After Random House changed its decision to publish Sherry Jones‘ controversial novel about Mohammed’s child bride Aisha, Belgrade publisher BeoBook pulled copies of the Serbian translation of The Jewel of Medina. The pull was in response to threats of protest from the Islamic Community in Serbia administered by Islamic Mufti Muamer Zukorlić, who called the book “offensive to Muslims,” demanded it be removed from shelves and requested an apology from BeoBook’s director, Aleksander Jasic.
According to the New York Times, Random House cancelled publication of Jones’ novel because it feared The Jewel of Medina “could incite acts of violence by a small, radical segment.” Thomas Perry, deputy publisher at Random House Publishing Group, said it “disturbs us that we feel we cannot publish it right now.” Read Random House’s full statement regarding the decision here.
“Obviously someone wishes to join the ranks of those who produced the cartoons in Denmark several years ago and it is an insult to all Muslims of the world, especially for us here in Serbia.”
Furthermore, publishing rights were reverted back to the author whose agent was successful in subsequently shopping the manuscript.

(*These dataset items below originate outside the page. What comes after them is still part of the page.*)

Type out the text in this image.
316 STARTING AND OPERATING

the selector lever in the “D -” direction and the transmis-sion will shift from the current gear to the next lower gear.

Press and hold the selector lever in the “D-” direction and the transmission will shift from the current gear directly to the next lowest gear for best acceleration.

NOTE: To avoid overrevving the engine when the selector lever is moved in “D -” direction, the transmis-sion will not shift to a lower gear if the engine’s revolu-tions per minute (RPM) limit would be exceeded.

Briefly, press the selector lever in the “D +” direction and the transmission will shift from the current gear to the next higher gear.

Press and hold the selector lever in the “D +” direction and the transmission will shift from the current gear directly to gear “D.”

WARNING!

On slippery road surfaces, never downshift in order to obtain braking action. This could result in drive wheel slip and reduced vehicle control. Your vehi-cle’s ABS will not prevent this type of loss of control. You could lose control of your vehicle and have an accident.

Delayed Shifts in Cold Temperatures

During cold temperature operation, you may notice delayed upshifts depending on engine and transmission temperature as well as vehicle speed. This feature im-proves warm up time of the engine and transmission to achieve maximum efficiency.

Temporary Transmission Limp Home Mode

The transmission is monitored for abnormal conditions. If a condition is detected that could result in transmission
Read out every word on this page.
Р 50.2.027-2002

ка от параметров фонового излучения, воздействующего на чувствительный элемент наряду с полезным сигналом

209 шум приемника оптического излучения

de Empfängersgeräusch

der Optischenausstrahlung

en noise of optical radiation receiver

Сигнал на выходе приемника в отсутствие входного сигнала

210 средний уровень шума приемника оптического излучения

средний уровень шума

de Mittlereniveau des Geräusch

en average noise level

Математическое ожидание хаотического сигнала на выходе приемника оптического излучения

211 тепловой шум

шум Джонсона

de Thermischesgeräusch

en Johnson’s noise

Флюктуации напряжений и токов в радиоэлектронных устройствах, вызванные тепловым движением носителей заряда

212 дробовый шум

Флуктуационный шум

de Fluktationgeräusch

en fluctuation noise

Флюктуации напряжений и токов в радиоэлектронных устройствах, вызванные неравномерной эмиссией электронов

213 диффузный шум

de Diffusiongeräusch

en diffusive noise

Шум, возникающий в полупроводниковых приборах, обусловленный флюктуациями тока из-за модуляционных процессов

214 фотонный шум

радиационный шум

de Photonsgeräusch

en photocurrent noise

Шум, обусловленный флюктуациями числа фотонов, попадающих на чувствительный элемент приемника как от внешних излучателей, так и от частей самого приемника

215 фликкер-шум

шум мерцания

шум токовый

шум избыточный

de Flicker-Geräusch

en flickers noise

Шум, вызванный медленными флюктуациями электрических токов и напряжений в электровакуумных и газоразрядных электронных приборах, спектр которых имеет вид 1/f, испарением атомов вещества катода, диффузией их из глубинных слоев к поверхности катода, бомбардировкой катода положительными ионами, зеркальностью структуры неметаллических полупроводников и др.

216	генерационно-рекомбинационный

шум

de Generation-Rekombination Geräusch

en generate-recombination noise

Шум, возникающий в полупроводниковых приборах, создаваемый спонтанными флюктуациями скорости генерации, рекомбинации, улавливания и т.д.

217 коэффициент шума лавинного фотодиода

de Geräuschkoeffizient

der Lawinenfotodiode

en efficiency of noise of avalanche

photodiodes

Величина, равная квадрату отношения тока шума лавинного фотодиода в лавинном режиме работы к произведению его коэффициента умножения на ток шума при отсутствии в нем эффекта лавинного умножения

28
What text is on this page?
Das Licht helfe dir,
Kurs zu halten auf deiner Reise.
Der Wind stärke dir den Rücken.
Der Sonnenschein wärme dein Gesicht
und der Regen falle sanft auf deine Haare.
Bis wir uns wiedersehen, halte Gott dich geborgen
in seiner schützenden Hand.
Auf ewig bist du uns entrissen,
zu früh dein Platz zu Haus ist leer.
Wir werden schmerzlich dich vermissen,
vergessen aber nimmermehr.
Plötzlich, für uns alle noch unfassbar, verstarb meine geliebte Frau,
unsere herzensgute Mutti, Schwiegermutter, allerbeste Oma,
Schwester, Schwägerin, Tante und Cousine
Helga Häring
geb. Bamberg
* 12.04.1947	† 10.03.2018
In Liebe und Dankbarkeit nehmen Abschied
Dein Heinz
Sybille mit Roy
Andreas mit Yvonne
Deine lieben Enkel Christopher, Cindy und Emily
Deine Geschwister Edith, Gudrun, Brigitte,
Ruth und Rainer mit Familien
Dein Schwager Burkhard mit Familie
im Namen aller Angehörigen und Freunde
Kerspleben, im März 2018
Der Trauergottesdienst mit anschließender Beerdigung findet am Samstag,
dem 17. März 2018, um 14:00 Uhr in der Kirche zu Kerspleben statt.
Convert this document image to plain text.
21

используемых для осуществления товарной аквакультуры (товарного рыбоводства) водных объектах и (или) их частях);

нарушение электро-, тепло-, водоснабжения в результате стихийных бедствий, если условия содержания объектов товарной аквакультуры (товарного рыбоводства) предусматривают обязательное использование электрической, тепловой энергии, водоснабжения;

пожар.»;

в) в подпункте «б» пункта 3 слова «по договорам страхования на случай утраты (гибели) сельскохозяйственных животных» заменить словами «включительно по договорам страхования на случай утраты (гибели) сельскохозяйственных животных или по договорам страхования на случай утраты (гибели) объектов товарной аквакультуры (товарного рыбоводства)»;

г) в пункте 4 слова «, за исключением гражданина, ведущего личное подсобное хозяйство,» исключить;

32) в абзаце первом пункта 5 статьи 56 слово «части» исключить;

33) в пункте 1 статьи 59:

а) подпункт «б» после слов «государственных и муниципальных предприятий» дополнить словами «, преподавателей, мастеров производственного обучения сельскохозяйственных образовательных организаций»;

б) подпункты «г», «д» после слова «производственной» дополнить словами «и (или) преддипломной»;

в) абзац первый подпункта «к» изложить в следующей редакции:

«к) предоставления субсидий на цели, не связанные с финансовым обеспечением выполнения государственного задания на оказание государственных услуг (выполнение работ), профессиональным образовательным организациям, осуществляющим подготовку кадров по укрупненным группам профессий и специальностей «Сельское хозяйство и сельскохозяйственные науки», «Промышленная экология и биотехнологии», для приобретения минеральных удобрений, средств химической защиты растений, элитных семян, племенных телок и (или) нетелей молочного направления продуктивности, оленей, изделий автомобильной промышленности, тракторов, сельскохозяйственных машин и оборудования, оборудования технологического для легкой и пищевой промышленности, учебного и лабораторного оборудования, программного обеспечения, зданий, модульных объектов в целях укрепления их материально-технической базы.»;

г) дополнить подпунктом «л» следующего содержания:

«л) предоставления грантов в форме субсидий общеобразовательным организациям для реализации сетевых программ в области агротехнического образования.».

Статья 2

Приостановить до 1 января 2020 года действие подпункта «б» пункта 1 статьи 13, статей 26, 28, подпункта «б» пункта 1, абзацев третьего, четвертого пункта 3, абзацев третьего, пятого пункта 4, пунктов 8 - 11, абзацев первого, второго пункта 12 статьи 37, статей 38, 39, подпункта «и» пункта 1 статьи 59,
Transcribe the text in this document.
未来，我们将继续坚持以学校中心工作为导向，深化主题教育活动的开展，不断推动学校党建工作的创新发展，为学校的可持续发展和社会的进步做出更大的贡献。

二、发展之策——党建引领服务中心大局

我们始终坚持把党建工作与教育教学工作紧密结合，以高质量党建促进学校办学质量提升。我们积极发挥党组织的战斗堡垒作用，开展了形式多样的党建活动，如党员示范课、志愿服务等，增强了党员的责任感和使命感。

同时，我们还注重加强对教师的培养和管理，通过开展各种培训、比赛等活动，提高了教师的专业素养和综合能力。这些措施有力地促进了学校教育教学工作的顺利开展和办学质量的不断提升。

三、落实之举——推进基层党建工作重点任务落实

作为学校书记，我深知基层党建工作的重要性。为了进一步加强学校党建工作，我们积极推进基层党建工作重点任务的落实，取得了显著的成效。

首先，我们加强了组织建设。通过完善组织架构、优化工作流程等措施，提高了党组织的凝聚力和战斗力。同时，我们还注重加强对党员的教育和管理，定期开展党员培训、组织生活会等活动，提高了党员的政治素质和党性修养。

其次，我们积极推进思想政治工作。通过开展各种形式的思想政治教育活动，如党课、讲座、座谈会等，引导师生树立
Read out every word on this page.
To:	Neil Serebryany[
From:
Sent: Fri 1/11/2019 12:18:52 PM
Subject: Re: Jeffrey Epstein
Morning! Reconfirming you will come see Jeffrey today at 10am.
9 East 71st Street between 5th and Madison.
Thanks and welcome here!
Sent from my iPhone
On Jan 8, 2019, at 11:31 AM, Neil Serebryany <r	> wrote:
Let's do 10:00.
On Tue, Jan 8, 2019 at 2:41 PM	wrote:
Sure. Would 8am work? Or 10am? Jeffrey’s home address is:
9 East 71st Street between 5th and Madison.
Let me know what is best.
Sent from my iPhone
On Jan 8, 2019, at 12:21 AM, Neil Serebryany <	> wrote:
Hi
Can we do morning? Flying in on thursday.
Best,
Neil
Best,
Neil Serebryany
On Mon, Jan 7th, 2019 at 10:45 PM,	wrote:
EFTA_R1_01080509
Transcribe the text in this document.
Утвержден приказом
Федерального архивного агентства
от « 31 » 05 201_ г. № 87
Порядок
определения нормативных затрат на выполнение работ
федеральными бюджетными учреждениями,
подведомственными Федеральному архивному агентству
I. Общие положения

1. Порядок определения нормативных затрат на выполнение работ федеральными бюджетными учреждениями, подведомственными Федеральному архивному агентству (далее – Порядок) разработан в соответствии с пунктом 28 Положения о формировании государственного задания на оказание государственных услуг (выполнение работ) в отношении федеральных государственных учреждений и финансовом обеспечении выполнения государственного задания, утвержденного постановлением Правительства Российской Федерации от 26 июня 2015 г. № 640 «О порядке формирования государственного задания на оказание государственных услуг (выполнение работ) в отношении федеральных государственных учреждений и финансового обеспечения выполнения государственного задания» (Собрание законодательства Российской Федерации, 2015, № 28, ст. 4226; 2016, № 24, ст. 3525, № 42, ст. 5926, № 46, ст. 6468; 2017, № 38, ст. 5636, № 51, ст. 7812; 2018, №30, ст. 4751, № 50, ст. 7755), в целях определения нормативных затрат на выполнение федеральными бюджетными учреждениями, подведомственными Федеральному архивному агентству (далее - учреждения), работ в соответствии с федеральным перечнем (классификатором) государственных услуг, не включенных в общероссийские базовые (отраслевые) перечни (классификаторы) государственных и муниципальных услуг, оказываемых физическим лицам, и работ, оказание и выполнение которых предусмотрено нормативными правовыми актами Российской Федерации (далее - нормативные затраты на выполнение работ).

On the 5th of September, Beaufort Books, U.S. publisher of another controversial book, If I Did It: Confessions of the Killer, announced it will be releasing The Jewel of Medina in October of this year.
However, the decision by Random House not to publish the book was also based, in large part, on the opinion of Denise Spellberg, an associate professor at the University of Texas in Austin. Spellberg referred to the book as soft-core pornography but, as reported in the Times Online:
“The author avoids graphic sex scenes between the two…A’isha says: “This was the beginning of something new, something terrible. Soon I would be lying on my bed beneath him, squashed like a scarab beetle, flailing and sobbing while he slammed himself against me. He would not want to hurt me, but how could he help it? It’s always painful the first time.” After consummating her marriage to the Prophet, she says: “The pain of consummation soon melted away. Muhammad was so gentle. I hardly felt the scorpion’s sting. To be in his arms, skin to skin, was the bliss I had longed for all my life.” “
More disturbing than a censorship of sexual content, Spellberg called the book a “declaration of war” that “counts on stirring up controversy to increase sales.” In a Wall Street Journal op-ed, Asra Q. Nomani, wrote:
“Ms. Spellberg wasn’t a fan of Ms. Jones’s book. On April 30, Shahed Amanullah, a guest lecturer in Ms. Spellberg’s classes and the editor of a popular Muslim Web site, got a frantic call from her. “She was upset,” Mr. Amanullah recalls. He says Ms. Spellberg told him the novel “made fun of Muslims and their history,” and asked him to warn Muslims.”
After he got the call from Ms. Spellberg, Mr. Amanullah dashed off an email to a listserv of Middle East and Islamic studies graduate students, acknowledging he didn’t “know anything about it [the book],” but telling them, “Just got a frantic call from a professor who got an advance copy of the forthcoming novel, ‘Jewel of Medina’ — she said she found it incredibly offensive.” He added a write-up about the book from the Publishers Marketplace, an industry publication.
The next day, a blogger known as Shahid Pradhan posted Mr. Amanullah’s email on a Web site for Shiite Muslims — “Hussaini Youth” — under a headline, “upcoming book, ‘Jewel of Medina’: A new attempt to slander the Prophet of Islam.” Two hours and 28 minutes after that, another person by the name of Ali Hemani proposed a seven-point strategy to ensure “the writer withdraws this book from the stores and apologise all the muslims across the world.”
Meanwhile back in New York City, Jane Garrett, an editor at Random House’s Knopf imprint, dispatched an email on May 1 to Knopf executives, telling them she got a phone call the evening before from Ms. Spellberg (who happens to be under contract with Knopf to write “Thomas Jefferson’s Qur’an.”)
Nomani is an Indian-American Muslim journalist, author, and feminist, known as an activist in the Muslim reform and Islamic feminist movements.
Spellberg says that the publication of The Jewel of Medina by Random House was cancelled due to the “threat of a threat.” Salman Rushdie, indefinitely under fatwa for authoring the controversial novel, The Satanic Verses, calls it “censorship by fear” that “sets a very bad precedent.” Rushdie’s most recent book, The Enchantress of Florence, was published in May, coincidentally, by Random House.